Even today a third of all adult Russian men have done some prison time, which proportion is impressive but hardly surprising. After all, the country is run by the same organisation that in the unlamented past turned it into a nice blend of labour camp, morgue and army barracks.

So fine, do name names by all means. But not just those few of the remaining Nazi criminals, but also those of the multitudes of Soviet screws, executioners, interrogators and simply snitches, millions of them. And here we get to the crux of the matter.

For the ludicrous campaign of abuse against old men is designed precisely for concealing, or at least drawing attention from, the crimes perpetrated by home-grown monsters. The scions of those ghouls are committed to vindicating the past, thereby justifying the present.

Glorifying Stalin’s USSR, especially of the wartime vintage, is a key part of this effort. No country is still banging on about the Second World War as much as the Russians, the message being that yes, you the plebs may live hand to mouth, but only because the Soviet Union heroically bore the brunt of Nazi aggression.

The war has been sacralised and turned into a sort of pagan orthodoxy. For the sake of verisimilitude, this requires show trials of heretics, those who dare besmirch the figurines sitting on the totem pole.  Hence Putin’s henchmen have introduced a law against “re-writing history”, meaning exposing the lies of Stalin’s version of the war.

In the good tradition of a thief crying “Stop thief!” the loudest, they are accusing others of what they themselves are doing. For example, an historian was recently charged under the new law for stating the simple fact that it wasn’t just Hitler but also Stalin who attacked Poland in 1939.
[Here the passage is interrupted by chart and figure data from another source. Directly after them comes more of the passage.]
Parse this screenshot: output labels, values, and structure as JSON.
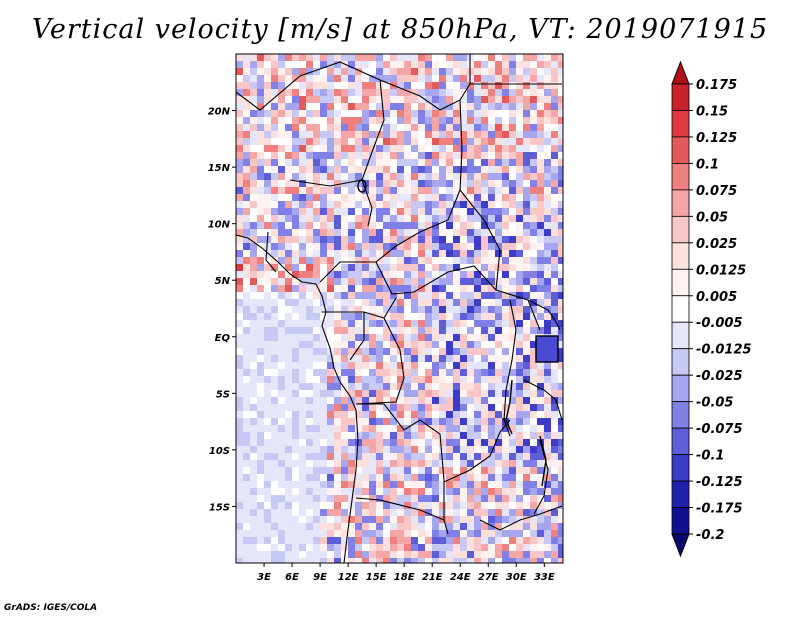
{
  "title": "Vertical velocity [m/s] at 850hPa, VT: 2019071915",
  "footer": "GrADS: IGES/COLA",
  "map": {
    "lon_range": [
      0,
      35
    ],
    "lat_range": [
      -20,
      25
    ],
    "x_ticks": [
      "3E",
      "6E",
      "9E",
      "12E",
      "15E",
      "18E",
      "21E",
      "24E",
      "27E",
      "30E",
      "33E"
    ],
    "y_ticks": [
      "20N",
      "15N",
      "10N",
      "5N",
      "EQ",
      "5S",
      "10S",
      "15S"
    ],
    "field": "vertical velocity",
    "units": "m/s",
    "level": "850hPa",
    "valid_time": "2019071915"
  },
  "colorbar": {
    "labels": [
      "0.175",
      "0.15",
      "0.125",
      "0.1",
      "0.075",
      "0.05",
      "0.025",
      "0.0125",
      "0.005",
      "-0.005",
      "-0.0125",
      "-0.025",
      "-0.05",
      "-0.075",
      "-0.1",
      "-0.125",
      "-0.175",
      "-0.2"
    ],
    "colors": [
      "#b01015",
      "#c8232a",
      "#dc3a3e",
      "#e45a5a",
      "#ee8080",
      "#f4a5a5",
      "#f8c6c6",
      "#fce0de",
      "#fff2f0",
      "#ffffff",
      "#e6e6fa",
      "#c8c8f4",
      "#a6a6ee",
      "#8080e6",
      "#5e5ed8",
      "#3c3cc6",
      "#2020ac",
      "#101090",
      "#080870"
    ]
  }
}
During the brief quasi-democratic interlude in the 1990s, the Russian government denounced the Nazi-Soviet Pact as the actuator of the world war. This has now been repudiated by Putin personally, who has reverted to Stalin’s lies about the USSR’s peaceful intentions, as witnessed by the Pact.

Similarly, in 1991, after decades of barefaced lies, the Russian government finally admitted that it was the Soviets and not the Nazis who executed 22,000 Polish officers in Byelorussian woods. Now Stalin’s lies have been taken off the mothballs and jammed back into the brainwashed minds of the credulous public.

According to Gen. Bastrykin, Putin’s university classmate, the veterans’ testimony is necessary to preserve “historical continuity” and ensure “a happy life for future generations”. Some continuity. Some happy life.

2 thoughts on “Drag grandpa to the nick”

  1. “The Nuremberg trials did not convict all those responsible. Irrespective of whether or not they are alive, we must name those names.”

    Correct. Nuremberg was a small part of a much greater whole. The allied powers [sans the Soviet Union each had their own set of war crime trials. The Soviets and their puppet allied in eastern Europe also had their own trials.

    We must know their names without ever being able to defend themselves. Well, they do have guilty in absentia trials all the time in some nations.